Sobre o futuro, Tiago Antunes afirmou que o Governo pretende “recuperar a normalidade de funcionamento nos hospitais”, sendo que pretende fazê-lo “em conjunto com todos os profissionais de saúde, incluindo os enfermeiros”. O secretário de Estado assegurou ainda que, em breve, os sindicatos serão novamente chamados para negociar outros aspetos referentes à atual situação dos enfermeiros.

O Presidente da República, Marcelo Rebelo de Sousa, veio também dar razão ao Governo. O chefe de Estado, que falava à margem do lançamento do Prémio Firma & Futuro, em Carcavelos, no ‘campus’ da Nova ‘School of Business & Economics’, disse que a decisão do STA, na opinião do chefe de Estado, é “muito clara”, ao entender que o Governo atuou legalmente quando decretou a requisição civil “e não deu razão aos sindicatos”.

“Em boa hora surgiu, antes mesmo da decisão, um espírito de entendimento e de compreensão por parte dos sindicatos e da própria Ordem [dos Enfermeiros], de que é importante falar, é importante dialogar”, notou, referindo-se ao processo negocial entretanto retomado pelo Governo.

Marcelo Rebelo de Sousa salientou que “o tribunal foi muito claro ao dizer que tinha havido o não preenchimento de algumas situações daquilo que eram as exigências de serviços mínimos”.

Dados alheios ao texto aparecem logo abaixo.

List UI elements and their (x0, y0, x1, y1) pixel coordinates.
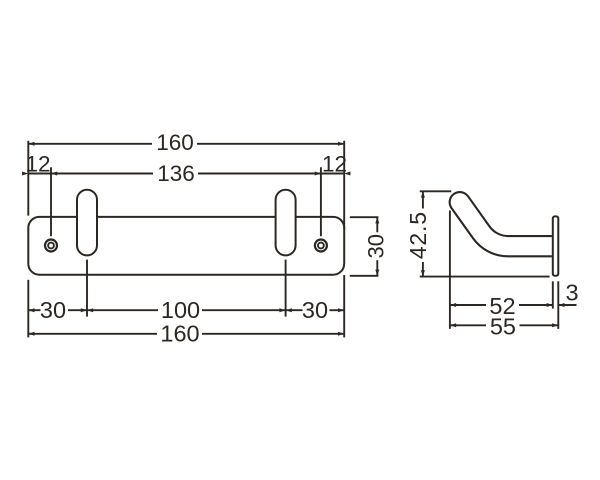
svg-text:30: 30 (363, 234, 388, 258)
dimension 42.5 (hook height) (405, 191, 431, 276)
svg-text:3: 3 (565, 280, 578, 306)
svg-text:136: 136 (157, 161, 195, 186)
dimension 52 (450, 293, 553, 319)
dimension 136 (51, 161, 321, 186)
dimension 12 (left) (22, 152, 51, 177)
extension line: plate top (30 dim, side) (350, 216, 379, 218)
dimension 160 (bottom) (28, 320, 344, 346)
svg-text:12: 12 (322, 152, 347, 177)
extension line: plate bottom (30 dim, side) (350, 275, 379, 277)
dimension 100 (bottom) (87, 297, 286, 323)
dimension 30 (bottom right) (286, 297, 345, 323)
extension line: right hole center (320, 167, 322, 236)
dimension 3 (plate thickness) (558, 280, 578, 307)
svg-text:55: 55 (490, 314, 516, 340)
extension line: right slot center (285, 260, 287, 317)
screw hole right (315, 240, 327, 252)
extension line: plate front face (552, 281, 554, 308)
svg-text:30: 30 (302, 297, 328, 323)
hook slot left (front view of hook) (77, 190, 97, 256)
extension line: plate left edge (top dims) (27, 141, 29, 216)
wall plate (front view) (28, 217, 344, 275)
hook arm (side view) (460, 202, 566, 260)
dimension 55 (450, 314, 558, 340)
dimension 12 (right) (321, 152, 351, 177)
extension line: plate bottom (42.5 dim) (420, 276, 550, 278)
wall plate (side view, edge-on) (553, 216, 559, 275)
extension line: plate back face (557, 281, 559, 329)
dimension 30 (bottom left) (28, 297, 87, 323)
hook slot right (front view of hook) (276, 190, 296, 256)
extension line: plate right edge (bottom dims) (343, 275, 345, 337)
dimension 160 (top) (28, 130, 344, 155)
svg-text:30: 30 (40, 297, 66, 323)
svg-text:12: 12 (25, 152, 50, 177)
extension line: left hole center (50, 167, 52, 236)
extension line: plate left edge (bottom dims) (27, 280, 29, 338)
svg-text:42.5: 42.5 (405, 211, 431, 259)
screw hole left (45, 240, 57, 252)
svg-text:160: 160 (160, 320, 199, 346)
svg-text:100: 100 (161, 297, 200, 323)
extension line: hook front edge (52/55 dims) (449, 211, 451, 329)
extension line: left slot center (86, 260, 88, 317)
extension line: plate right edge (top dims) (343, 141, 345, 230)
dimension 30 (plate height, side view) (363, 217, 388, 276)
svg-text:160: 160 (156, 130, 194, 155)
extension line: hook top (42.5 dim) (420, 190, 451, 192)
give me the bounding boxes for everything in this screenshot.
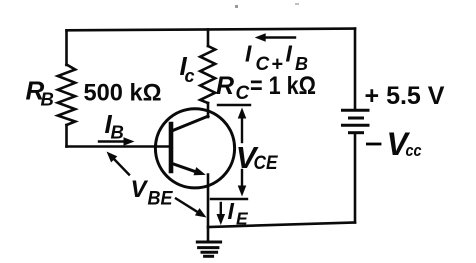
arrowhead VBE-emitter bbox=[195, 208, 207, 217]
svg-text:BE: BE bbox=[148, 189, 174, 210]
arrowhead Q1 emitter bbox=[194, 167, 206, 175]
svg-text:I: I bbox=[245, 41, 252, 67]
wire collector lead bbox=[207, 103, 210, 117]
arrow VBE-emitter line bbox=[176, 199, 198, 213]
wire right branch lower bbox=[354, 134, 357, 223]
wire left branch lower bbox=[65, 125, 68, 147]
arrowhead IB bbox=[124, 137, 135, 146]
resistor RB bbox=[58, 65, 75, 126]
transistor Q1 body bbox=[155, 109, 234, 188]
svg-text:500 kΩ: 500 kΩ bbox=[84, 80, 162, 107]
battery BT1 plates bbox=[343, 110, 369, 132]
svg-text:cc: cc bbox=[406, 141, 422, 160]
svg-text:I: I bbox=[286, 41, 293, 67]
wire emitter lead bbox=[207, 175, 210, 243]
arrow VCE line lower bbox=[241, 170, 243, 188]
svg-text:I: I bbox=[228, 198, 235, 224]
svg-text:B: B bbox=[295, 54, 308, 74]
arrowhead VBE-base bbox=[107, 152, 118, 163]
transistor Q1 emitter diagonal bbox=[172, 163, 198, 172]
arrow VCE line upper bbox=[241, 116, 243, 142]
svg-text:= 1 kΩ: = 1 kΩ bbox=[250, 72, 316, 100]
wire base bbox=[67, 145, 170, 148]
svg-text:E: E bbox=[236, 209, 249, 229]
arrow IB line bbox=[99, 140, 125, 142]
svg-text:CE: CE bbox=[254, 153, 279, 174]
speck artifact 2 bbox=[295, 3, 299, 5]
arrowhead VCE top bbox=[238, 108, 247, 119]
transistor Q1 base bar bbox=[169, 124, 174, 171]
wire right branch upper bbox=[354, 29, 357, 109]
svg-text:V: V bbox=[131, 176, 149, 203]
svg-text:B: B bbox=[41, 89, 54, 110]
svg-text:R: R bbox=[216, 72, 234, 100]
svg-text:+ 5.5 V: + 5.5 V bbox=[365, 82, 445, 110]
arrowhead IE bbox=[217, 214, 226, 225]
svg-text:c: c bbox=[185, 66, 195, 86]
wire top rail bbox=[67, 29, 356, 31]
svg-text:B: B bbox=[111, 122, 124, 143]
arrow IC+IB line bbox=[264, 36, 295, 38]
arrowhead IC+IB bbox=[255, 33, 266, 42]
svg-text:+: + bbox=[272, 54, 284, 76]
svg-text:C: C bbox=[236, 83, 250, 104]
tick VCE top bbox=[218, 104, 250, 106]
transistor Q1 collector diagonal bbox=[172, 116, 209, 131]
resistor RC bbox=[200, 46, 215, 103]
speck artifact 1 bbox=[235, 5, 238, 8]
wire bottom rail bbox=[208, 223, 355, 228]
tick VCE bottom bbox=[211, 198, 247, 200]
wire left branch upper bbox=[65, 30, 68, 65]
arrow VBE-base line bbox=[113, 158, 129, 175]
label -Vcc minus bbox=[366, 143, 381, 146]
svg-text:C: C bbox=[256, 54, 270, 75]
ground bbox=[197, 242, 220, 256]
arrow IE line bbox=[220, 203, 222, 215]
wire collector top stub bbox=[207, 29, 210, 46]
arrowhead VCE bottom bbox=[238, 186, 247, 197]
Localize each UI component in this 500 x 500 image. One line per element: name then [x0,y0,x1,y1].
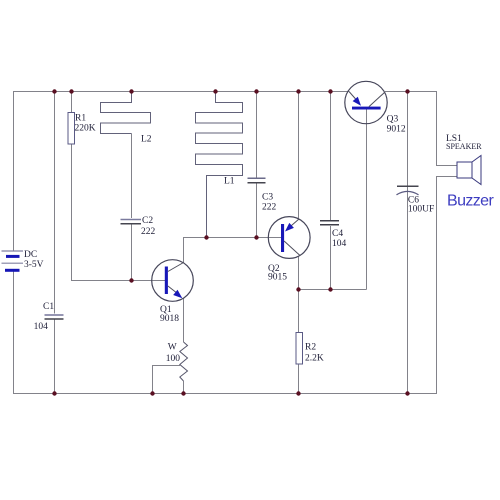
svg-text:L1: L1 [224,177,235,187]
svg-text:L2: L2 [141,135,152,145]
svg-text:R2: R2 [305,343,316,353]
svg-text:9012: 9012 [387,125,406,135]
svg-text:9015: 9015 [268,273,287,283]
svg-text:104: 104 [34,322,49,332]
svg-text:C4: C4 [332,229,343,239]
svg-text:104: 104 [332,239,347,249]
svg-text:222: 222 [262,203,277,213]
svg-text:DC: DC [24,250,37,260]
svg-text:C2: C2 [142,216,153,226]
svg-text:Buzzer: Buzzer [447,193,494,210]
svg-text:100UF: 100UF [408,205,434,215]
svg-text:3-5V: 3-5V [24,260,44,270]
svg-text:R1: R1 [75,114,86,124]
svg-text:222: 222 [141,227,156,237]
svg-text:C1: C1 [43,302,54,312]
svg-text:220K: 220K [75,124,96,134]
svg-text:100: 100 [166,354,181,364]
svg-text:SPEAKER: SPEAKER [446,142,482,151]
svg-text:Q3: Q3 [387,115,399,125]
svg-text:W: W [168,343,177,353]
svg-text:C3: C3 [262,193,273,203]
svg-text:9018: 9018 [160,314,179,324]
svg-text:2.2K: 2.2K [305,354,324,364]
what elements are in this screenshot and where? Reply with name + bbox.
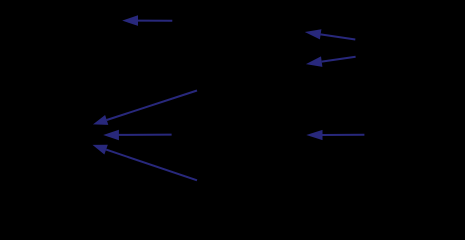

Sindicato vai “reagir juridicamente”

O Sindicato Democrático dos Enfermeiros de Portugal (SINDEPOR) pretende “reagir juridicamente” à decisão tornada pública esta terça-feira, na qual o Supremo Tribunal Administrativo dá razão ao Governo no que à requisição civil diz respeito. Em resposta, o presidente desta organização sindical, Carlos Ramalho, disse à agência Lusa, citado pela Renascença, que os respetivos advogados vão analisar se vão ou não recorrer da decisão do STA.

Estamos a analisar o processo, ainda não conheço o conteúdo, de qualquer forma vamos reagir juridicamente dentro do que for as possibilidades e o quadro jurídico. Isso agora está entregue aos advogados”, disse o dirigente sindical.

Garcia Pereira, advogado do SINDEPOR, disse ainda à Renascença que “se for como o STA está a decidir agora, o Governo descobriu a fórmula para inutilizar, na prática, o direito à greve”.